An analysis by the Sunday Tribune of the results in all the 268 electoral districts in the state demonstrates that Fine Gael and Labour would win a huge majority of 32 seats if the results were replicated in a general election.
The study shows government losses on a scale that would be unprecedented in the history of the state.
Fianna Fáil would lose 27 seats from its 2007 general election result, including high-profile ministers such as Mary Hanafin, Barry Andrews, Pat Carey and Peter Power. The party would be left with just 52 TDs, by some distance its worst return in a general election since the 1920s.
The voting patterns in the locals show Fianna Fáil failing to win any seats in two constituencies, Dun Laoghaire and Dublin North-West, another unwanted first for the party.
The Green Party faces wipeout, losing all its six seats, with cabinet ministers John Gormley and Eamon Ryan failing even to come close to being elected if the party's vote in the locals remains at that level.
The government would also fail to hold the seats of independents Mary Harney and Jackie Healy-Rae. Fine Gael would dominate the new government with 69 seats – just one seat behind its best ever return of 70 under Garret FitzGerald in the election of November 1982.

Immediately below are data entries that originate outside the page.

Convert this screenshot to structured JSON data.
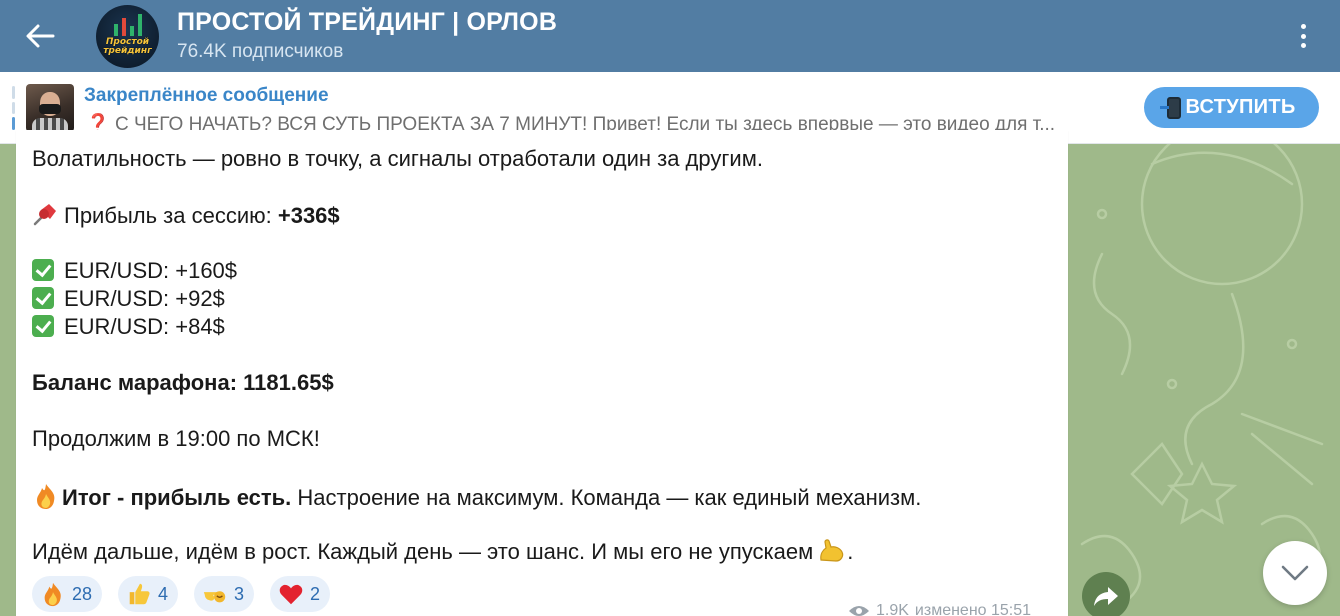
{
  "header": {
    "title": "ПРОСТОЙ ТРЕЙДИНГ | ОРЛОВ",
    "subscribers": "76.4K подписчиков",
    "avatar_text_line1": "Простой",
    "avatar_text_line2": "трейдинг"
  },
  "pinned": {
    "title": "Закреплённое сообщение",
    "question_mark": "❓",
    "text": " С ЧЕГО НАЧАТЬ? ВСЯ СУТЬ ПРОЕКТА ЗА 7 МИНУТ!  Привет! Если ты здесь впервые — это видео для т...",
    "join_label": "ВСТУПИТЬ"
  },
  "message": {
    "line_volatility": "Волатильность — ровно в точку, а сигналы отработали один за другим.",
    "profit_label": "Прибыль за сессию: ",
    "profit_value": "+336$",
    "trades": [
      {
        "text": "EUR/USD: +160$"
      },
      {
        "text": "EUR/USD: +92$"
      },
      {
        "text": "EUR/USD: +84$"
      }
    ],
    "balance": "Баланс марафона: 1181.65$",
    "continue": "Продолжим в 19:00 по МСК!",
    "summary_bold": "Итог - прибыль есть.",
    "summary_rest": " Настроение на максимум. Команда — как единый механизм.",
    "closing": "Идём дальше, идём в рост. Каждый день — это шанс. И мы его не упускаем"
  },
  "reactions": [
    {
      "emoji": "fire",
      "count": "28"
    },
    {
      "emoji": "thumbs-up",
      "count": "4"
    },
    {
      "emoji": "pointing-hand",
      "count": "3"
    },
    {
      "emoji": "heart",
      "count": "2"
    }
  ],
  "meta": {
    "views": "1.9K",
    "edited": "изменено 15:51"
  },
  "colors": {
    "header_bg": "#527da3",
    "accent": "#3a86c8",
    "join_bg": "#5aa5e8",
    "chat_bg": "#9fb98a"
  }
}
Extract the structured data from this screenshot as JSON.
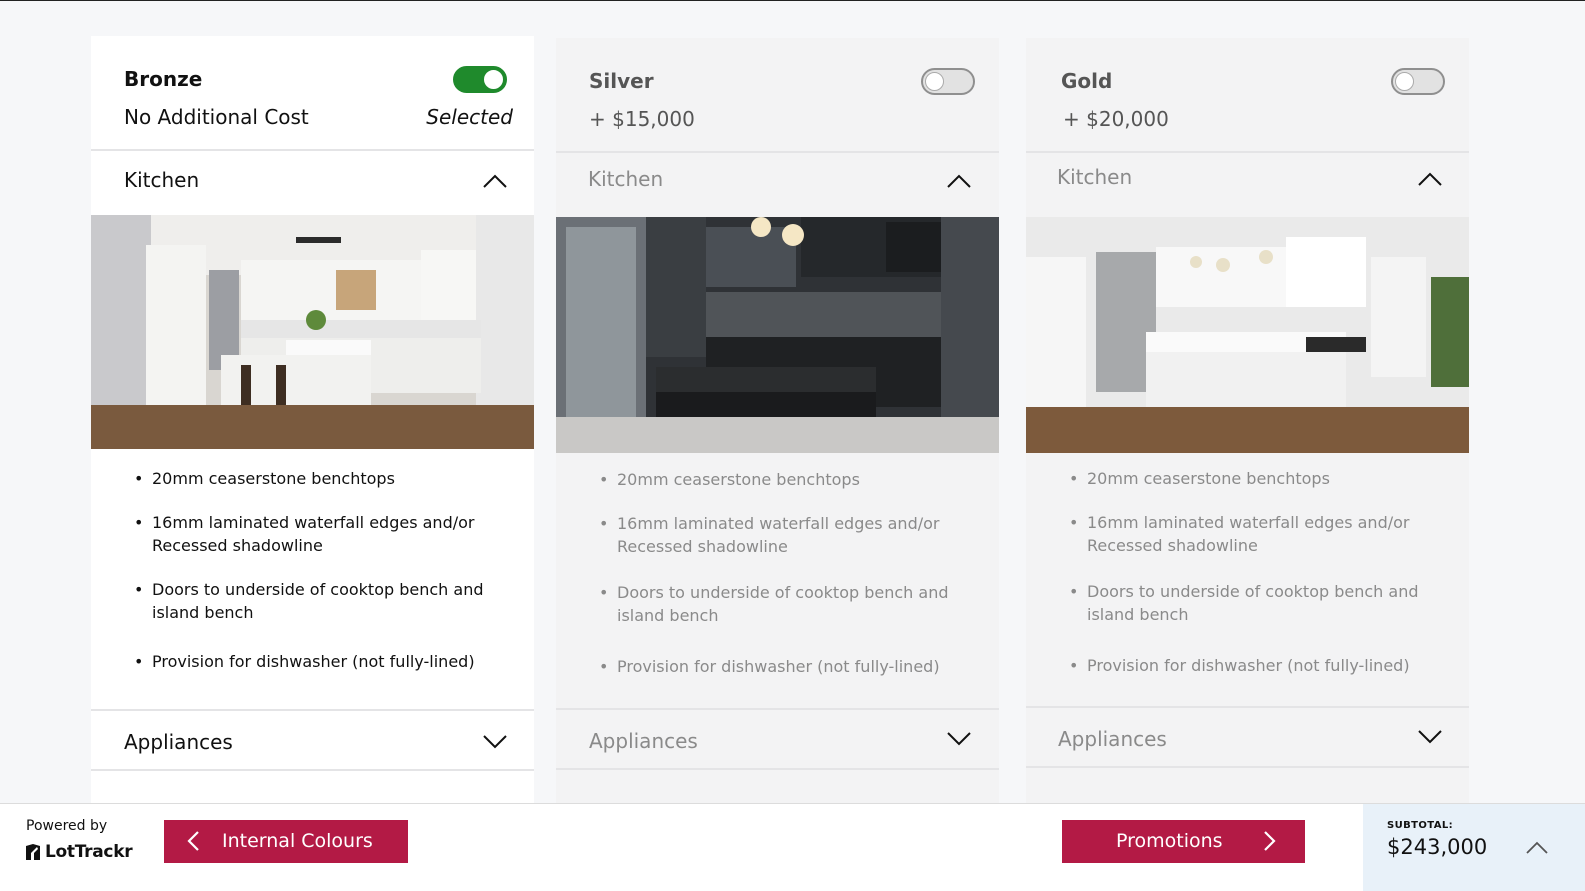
{
  "tiers": [
    {
      "name": "Bronze",
      "price": "No Additional Cost",
      "status": "Selected",
      "enabled": true,
      "section_title": "Kitchen",
      "photo": "white-kitchen-photo",
      "features": [
        "20mm ceaserstone benchtops",
        "16mm laminated waterfall edges and/or Recessed shadowline",
        "Doors to underside of cooktop bench and island bench",
        "Provision for dishwasher (not fully-lined)"
      ],
      "next_section_title": "Appliances"
    },
    {
      "name": "Silver",
      "price": "+ $15,000",
      "status": "",
      "enabled": false,
      "section_title": "Kitchen",
      "photo": "dark-kitchen-photo",
      "features": [
        "20mm ceaserstone benchtops",
        "16mm laminated waterfall edges and/or Recessed shadowline",
        "Doors to underside of cooktop bench and island bench",
        "Provision for dishwasher (not fully-lined)"
      ],
      "next_section_title": "Appliances"
    },
    {
      "name": "Gold",
      "price": "+ $20,000",
      "status": "",
      "enabled": false,
      "section_title": "Kitchen",
      "photo": "bright-kitchen-photo",
      "features": [
        "20mm ceaserstone benchtops",
        "16mm laminated waterfall edges and/or Recessed shadowline",
        "Doors to underside of cooktop bench and island bench",
        "Provision for dishwasher (not fully-lined)"
      ],
      "next_section_title": "Appliances"
    }
  ],
  "footer": {
    "powered_by": "Powered by",
    "brand": "LotTrackr",
    "prev_label": "Internal Colours",
    "next_label": "Promotions",
    "subtotal_label": "SUBTOTAL:",
    "subtotal_value": "$243,000"
  },
  "colors": {
    "accent": "#b31a45",
    "toggle_on": "#1f8a2c",
    "subtotal_bg": "#e8f1f9"
  }
}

Labour would jump 10 seats to 30 TDs, just shy of the amount it won in the 1992 'Spring Tide'. On that basis, the party would probably be in line for five ministers at cabinet, compared to Fine Gael's 10.
Despite the government parties' collapse, there would be no breakthrough for Sinn Féin, which would pick up just one additional seat. Joe Higgins' success in the recent European elections would be replicated with both he and Socialist Party colleague Mick Barry, in Cork, taking seats.

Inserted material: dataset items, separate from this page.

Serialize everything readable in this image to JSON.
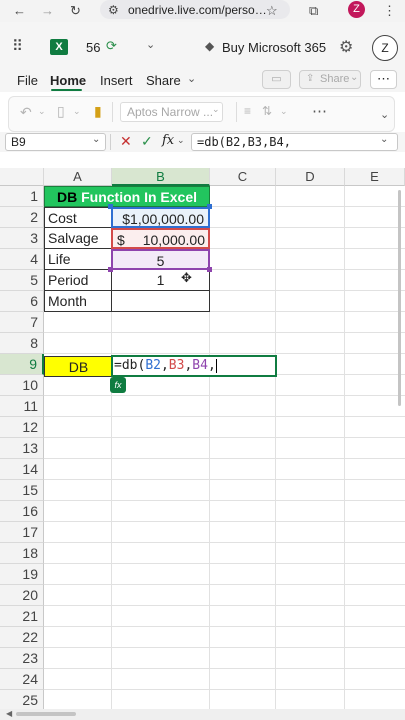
{
  "browser": {
    "url": "onedrive.live.com/perso…",
    "profile_initial": "Z",
    "icons": [
      "back-arrow-icon",
      "forward-arrow-icon",
      "reload-icon",
      "site-info-icon",
      "star-icon",
      "extensions-icon",
      "menu-dots-icon"
    ]
  },
  "app": {
    "autosave_count": "56",
    "buy_label": "Buy Microsoft 365",
    "profile_initial": "Z",
    "logo_letter": "X"
  },
  "ribbon": {
    "tabs": [
      "File",
      "Home",
      "Insert",
      "Share"
    ],
    "active_tab": "Home",
    "share_label": "Share",
    "font_name": "Aptos Narrow ..."
  },
  "formula_bar": {
    "name_box": "B9",
    "fx_label": "fx",
    "formula": "=db(B2,B3,B4,"
  },
  "grid": {
    "columns": [
      "A",
      "B",
      "C",
      "D",
      "E"
    ],
    "rows": [
      "1",
      "2",
      "3",
      "4",
      "5",
      "6",
      "7",
      "8",
      "9",
      "10",
      "11",
      "12",
      "13",
      "14",
      "15",
      "16",
      "17",
      "18",
      "19",
      "20",
      "21",
      "22",
      "23",
      "24",
      "25"
    ],
    "title": "DB Function In Excel",
    "title_prefix": "DB",
    "title_rest": "Function In Excel",
    "labels": [
      "Cost",
      "Salvage",
      "Life",
      "Period",
      "Month"
    ],
    "b2": "$1,00,000.00",
    "b3_symbol": "$",
    "b3_value": "10,000.00",
    "b4": "5",
    "b5": "1",
    "a9": "DB",
    "b9_prefix": "=db(",
    "b9_ref1": "B2",
    "b9_ref2": "B3",
    "b9_ref3": "B4",
    "b9_comma": ",",
    "autocomplete_icon": "fx"
  },
  "colors": {
    "excel_green": "#107c41",
    "title_fill": "#22c55e",
    "db_fill": "#ffff00",
    "ref_blue": "#2f6fd1",
    "ref_red": "#d24a4a",
    "ref_purple": "#8e44ad"
  }
}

The results show the huge deficit that Taoiseach Brian Cowen has to overcome if Fianna Fáil is to retain power in the next general election. On this evidence, Fine Gael and Labour could afford to miss out at least 16 of their realistic targets and still form the next government.

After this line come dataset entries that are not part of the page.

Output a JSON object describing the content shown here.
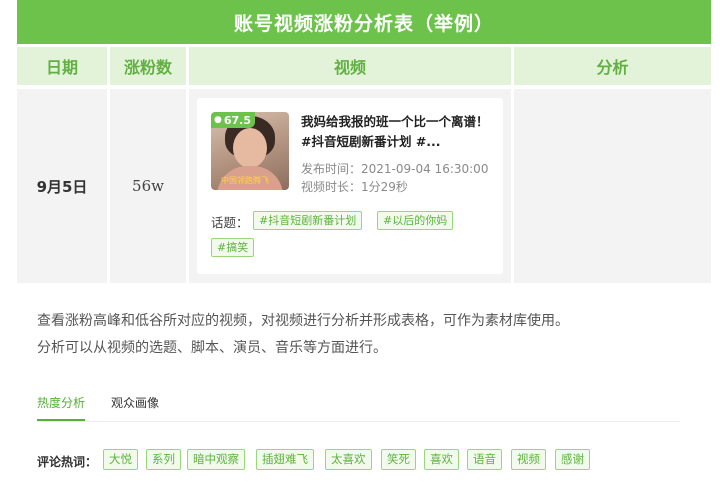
{
  "table": {
    "title": "账号视频涨粉分析表（举例）",
    "headers": {
      "date": "日期",
      "fans": "涨粉数",
      "video": "视频",
      "analysis": "分析"
    },
    "row": {
      "date": "9月5日",
      "fans": "56w",
      "video": {
        "score": "67.5",
        "thumb_caption": "中国领跑腾飞",
        "title": "我妈给我报的班一个比一个离谱！#抖音短剧新番计划 #...",
        "publish_time": "发布时间：2021-09-04 16:30:00",
        "duration": "视频时长：1分29秒",
        "topics_label": "话题：",
        "topics": [
          "#抖音短剧新番计划",
          "#以后的你妈",
          "#搞笑"
        ]
      },
      "analysis": ""
    }
  },
  "description": {
    "line1": "查看涨粉高峰和低谷所对应的视频，对视频进行分析并形成表格，可作为素材库使用。",
    "line2": "分析可以从视频的选题、脚本、演员、音乐等方面进行。"
  },
  "tabs": [
    {
      "label": "热度分析",
      "active": true
    },
    {
      "label": "观众画像",
      "active": false
    }
  ],
  "hot_words": {
    "label": "评论热词：",
    "words": [
      "大悦",
      "系列",
      "暗中观察",
      "插翅难飞",
      "太喜欢",
      "笑死",
      "喜欢",
      "语音",
      "视频",
      "感谢"
    ]
  },
  "colors": {
    "accent": "#6cc24a",
    "header_bg": "#e3f3d9",
    "cell_bg": "#f3f3f3"
  }
}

The study indicates that a FF-Labour government would be numerically possible. But, in practical terms, it would be impossible for Labour to go into coalition with Fianna Fáil, rather than Fine Gael, when Fianna Fáil had been so firmly rejected by the electorate.
The Sunday Tribune study involves strictly applying voting across all electoral districts into Dáil constituencies to assess how the parties would fare in a general election scenario. No allowance is made for high-profile names – it is a straight mathematical exercise of applying the local election figures to a general election setting. The study represents a de-facto general election opinion poll of over 1.85 million voters.
Meanwhile, Taoiseach Brian Cowen will not make any changes to his cabinet until after the conclusion of the programme for government renegotiations and the holding of the Lisbon referendum, according to sources.
While there has been intense speculation about a cabinet reshuffle, focusing in particular on enterprise, trade and employment minister Mary Coughlan, it is understood that it is by no means certain that there will be any such moves.
Cowen, who places a strong premium on loyalty, would be reluctant to do anything that would be seen to scapegoat his Tánaiste for the unpopularity of the government.
Sources insist nothing will happen ahead of the Lisbon referendum, which is likely to be held in October. Cowen is determined to mount a serious and professional 'yes' campaign and a reshuffle would be a distraction that would risk alienating ministers who will be expected to play a key role.
By the time the referendum is over, it will be just weeks to a budget that is likely to be hugely contentious. That suggests that a reshuffle is unlikely to happen before the end of the year.